HEIDELBERG, MAY 6. No doubt Max Weber, the founder of modern sociology, walked along the leafy Philosopher's Way above the Neckar river here, home of the university that is Germany's oldest and one of its most renowned. The philosopher Hegel, 100 years before, probably strode the path as well, maybe thinking about the ruse of history.

Hannah Arendt, the political philosopher and coiner of the term ``the banality of evil,'' studied here, and Rupert Wilhelm Bunsen, inventor of the burner used in chemistry labs, was on the faculty. So were seven winners of Nobel Prizes in Physics, Medicine or Chemistry.

It would not be right to say that the Ruprecht-Karl-Universitat Heidelberg has lost its lustre. More than 26,000 students study here, in a town of narrow streets and slate-roofed steeples, and a vast library with a collection of medieval manuscripts.

But there is a recognition that Heidelberg University, founded in 1386, is not as great as it used to be, and that illustrates a problem becoming increasingly acknowledged. There is a recognition here that something basic has to change if Europe is to regain the edge.

``It is definitely the case that we have not kept up the reputation we had in the past,'' said Peter Hommelhof, Heidelberg's Rector.

Chancellor Gerhard Schroeder and the Education Ministers of the 16 States have now announced a plan to form a group of what are being called elite universities with about $300 millions from the German Government, starting in 2006. In other countries such a proposal might seem like either a good idea or an inadequate one, but the principle of it would not shake the foundations of the culture. In Germany, where an egalitarian ideal has an almost theological status, the very notion of an elite has a subversive tinge.
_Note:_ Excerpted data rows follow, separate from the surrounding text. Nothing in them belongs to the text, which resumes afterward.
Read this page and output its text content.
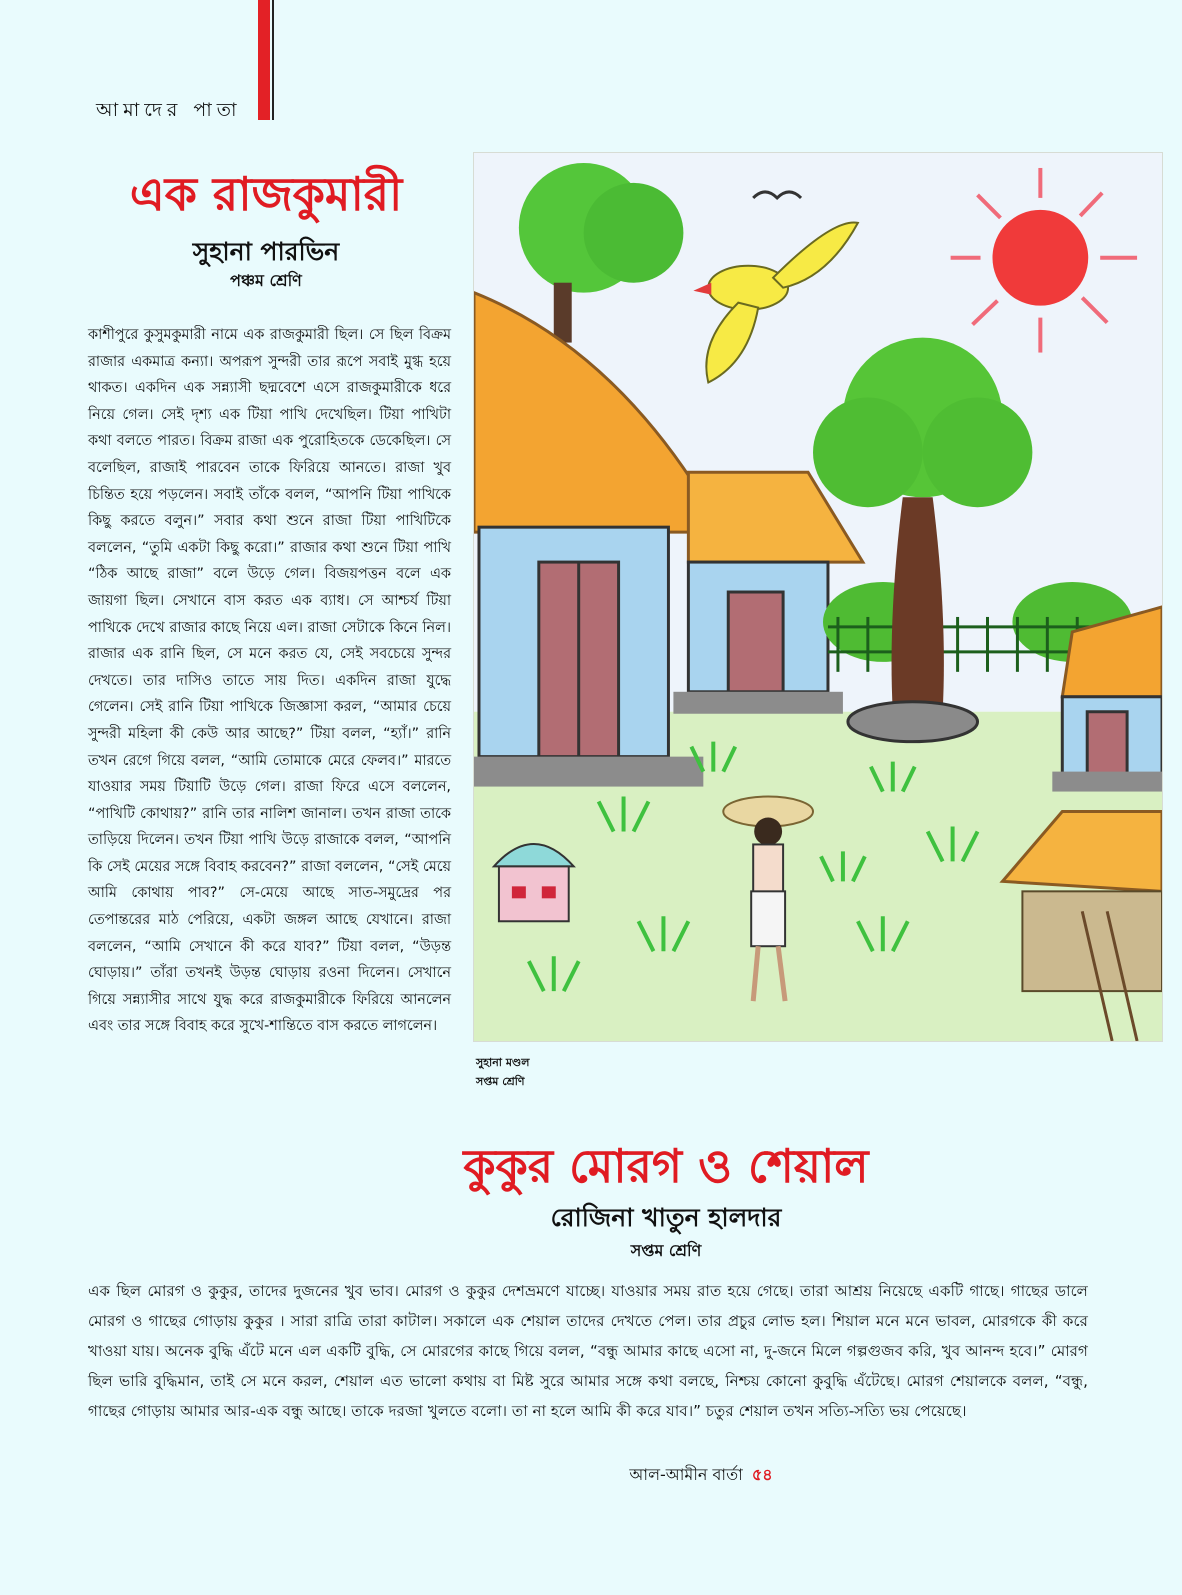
আমাদের পাতা
এক রাজকুমারী
সুহানা পারভিন
পঞ্চম শ্রেণি
কাশীপুরে কুসুমকুমারী নামে এক রাজকুমারী ছিল। সে ছিল বিক্রম রাজার একমাত্র কন্যা। অপরূপ সুন্দরী তার রূপে সবাই মুগ্ধ হয়ে থাকত। একদিন এক সন্ন্যাসী ছদ্মবেশে এসে রাজকুমারীকে ধরে নিয়ে গেল। সেই দৃশ্য এক টিয়া পাখি দেখেছিল। টিয়া পাখিটা কথা বলতে পারত। বিক্রম রাজা এক পুরোহিতকে ডেকেছিল। সে বলেছিল, রাজাই পারবেন তাকে ফিরিয়ে আনতে। রাজা খুব চিন্তিত হয়ে পড়লেন। সবাই তাঁকে বলল, “আপনি টিয়া পাখিকে কিছু করতে বলুন।” সবার কথা শুনে রাজা টিয়া পাখিটিকে বললেন, “তুমি একটা কিছু করো।” রাজার কথা শুনে টিয়া পাখি “ঠিক আছে রাজা” বলে উড়ে গেল। বিজয়পত্তন বলে এক জায়গা ছিল। সেখানে বাস করত এক ব্যাধ। সে আশ্চর্য টিয়া পাখিকে দেখে রাজার কাছে নিয়ে এল। রাজা সেটাকে কিনে নিল। রাজার এক রানি ছিল, সে মনে করত যে, সেই সবচেয়ে সুন্দর দেখতে। তার দাসিও তাতে সায় দিত। একদিন রাজা যুদ্ধে গেলেন। সেই রানি টিয়া পাখিকে জিজ্ঞাসা করল, “আমার চেয়ে সুন্দরী মহিলা কী কেউ আর আছে?” টিয়া বলল, “হ্যাঁ।” রানি তখন রেগে গিয়ে বলল, “আমি তোমাকে মেরে ফেলব।” মারতে যাওয়ার সময় টিয়াটি উড়ে গেল। রাজা ফিরে এসে বললেন, “পাখিটি কোথায়?” রানি তার নালিশ জানাল। তখন রাজা তাকে তাড়িয়ে দিলেন। তখন টিয়া পাখি উড়ে রাজাকে বলল, “আপনি কি সেই মেয়ের সঙ্গে বিবাহ করবেন?” রাজা বললেন, “সেই মেয়ে আমি কোথায় পাব?” সে-মেয়ে আছে সাত-সমুদ্রের পর তেপান্তরের মাঠ পেরিয়ে, একটা জঙ্গল আছে যেখানে। রাজা বললেন, “আমি সেখানে কী করে যাব?” টিয়া বলল, “উড়ন্ত ঘোড়ায়।” তাঁরা তখনই উড়ন্ত ঘোড়ায় রওনা দিলেন। সেখানে গিয়ে সন্ন্যাসীর সাথে যুদ্ধ করে রাজকুমারীকে ফিরিয়ে আনলেন এবং তার সঙ্গে বিবাহ করে সুখে-শান্তিতে বাস করতে লাগলেন।
সুহানা মণ্ডল
সপ্তম শ্রেণি
কুকুর মোরগ ও শেয়াল
রোজিনা খাতুন হালদার
সপ্তম শ্রেণি
এক ছিল মোরগ ও কুকুর, তাদের দুজনের খুব ভাব। মোরগ ও কুকুর দেশভ্রমণে যাচ্ছে। যাওয়ার সময় রাত হয়ে গেছে। তারা আশ্রয় নিয়েছে একটি গাছে। গাছের ডালে মোরগ ও গাছের গোড়ায় কুকুর । সারা রাত্রি তারা কাটাল। সকালে এক শেয়াল তাদের দেখতে পেল। তার প্রচুর লোভ হল। শিয়াল মনে মনে ভাবল, মোরগকে কী করে খাওয়া যায়। অনেক বুদ্ধি এঁটে মনে এল একটি বুদ্ধি, সে মোরগের কাছে গিয়ে বলল, “বন্ধু আমার কাছে এসো না, দু-জনে মিলে গল্পগুজব করি, খুব আনন্দ হবে।” মোরগ ছিল ভারি বুদ্ধিমান, তাই সে মনে করল, শেয়াল এত ভালো কথায় বা মিষ্ট সুরে আমার সঙ্গে কথা বলছে, নিশ্চয় কোনো কুবুদ্ধি এঁটেছে। মোরগ শেয়ালকে বলল, “বন্ধু, গাছের গোড়ায় আমার আর-এক বন্ধু আছে। তাকে দরজা খুলতে বলো। তা না হলে আমি কী করে যাব।” চতুর শেয়াল তখন সত্যি-সত্যি ভয় পেয়েছে।
আল-আমীন বার্তা ৫৪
In 1972 the German courts ruled that any graduate of a gymnasium, the more academically oriented part of the German high-school system, had a right to a university education entirely paid for by the state. At Heidelberg this led to a jump in enrolment, from fewer than 10,000 students to more than 30,000, before it settled to its current level.
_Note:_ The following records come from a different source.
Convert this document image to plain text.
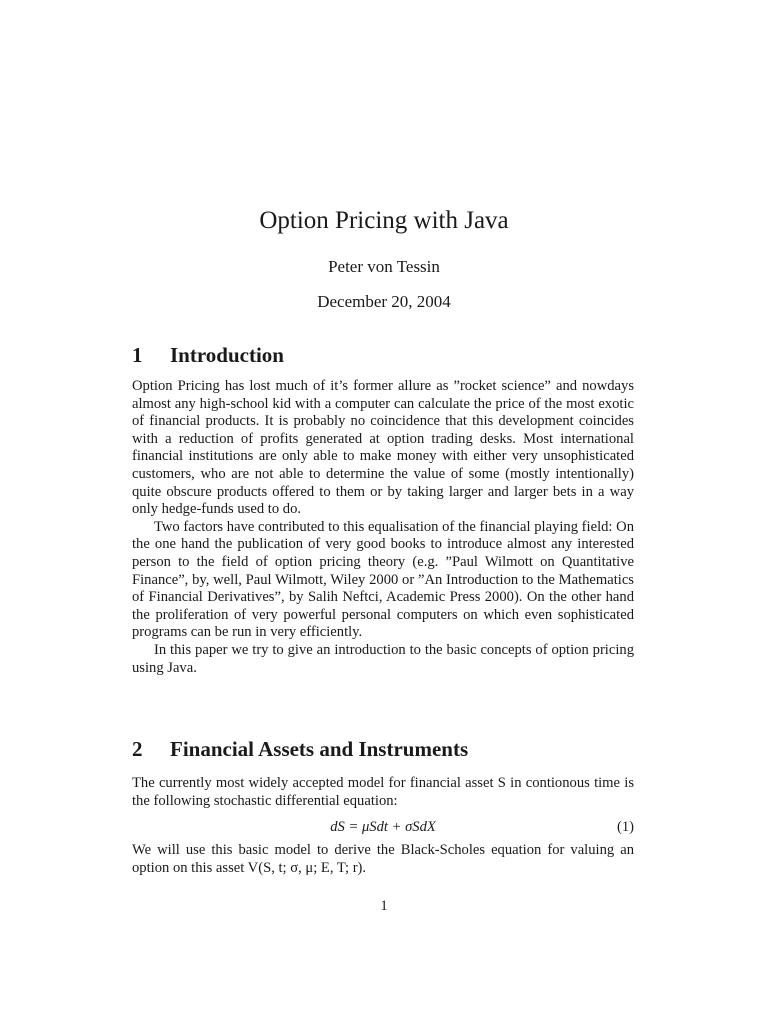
Option Pricing with Java
Peter von Tessin
December 20, 2004
1 Introduction

Option Pricing has lost much of it’s former allure as ”rocket science” and nowdays almost any high-school kid with a computer can calculate the price of the most exotic of financial products. It is probably no coincidence that this development coincides with a reduction of profits generated at option trading desks. Most international financial institutions are only able to make money with either very unsophisticated customers, who are not able to determine the value of some (mostly intentionally) quite obscure products offered to them or by taking larger and larger bets in a way only hedge-funds used to do.

Two factors have contributed to this equalisation of the financial playing field: On the one hand the publication of very good books to introduce almost any interested person to the field of option pricing theory (e.g. ”Paul Wilmott on Quantitative Finance”, by, well, Paul Wilmott, Wiley 2000 or ”An Introduction to the Mathematics of Financial Derivatives”, by Salih Neftci, Academic Press 2000). On the other hand the proliferation of very powerful personal computers on which even sophisticated programs can be run in very efficiently.

In this paper we try to give an introduction to the basic concepts of option pricing using Java.

2 Financial Assets and Instruments

The currently most widely accepted model for financial asset S in contionous time is the following stochastic differential equation:

dS = μSdt + σSdX	(1)

We will use this basic model to derive the Black-Scholes equation for valuing an option on this asset V(S, t; σ, μ; E, T; r).

1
Not everybody is happy with the idea of elite institutions, in large part because the government's proposal would involve not just money but, in the sharpest departure from the egalitarian ideal, a much higher degree of selection of some students over others. That idea has produced demonstrations and placards like the one declaring, ``Elite for Everybody.'' But there is little of the continuing opposition that other changes, like cutbacks in pensions or medical benefits, have provoked, probably because of a realisation that the country has, academically speaking, been living on its past glories.

Germany's production of Nobel laureates is often cited as evidence of the decline in the upper echelons. In the first third of the 20th century, Germany produced 25 Nobel winners in chemistry and physics, the most in the world. Between 1984 and 2003, Americans won 10 times as many Nobel Prizes as did Germans.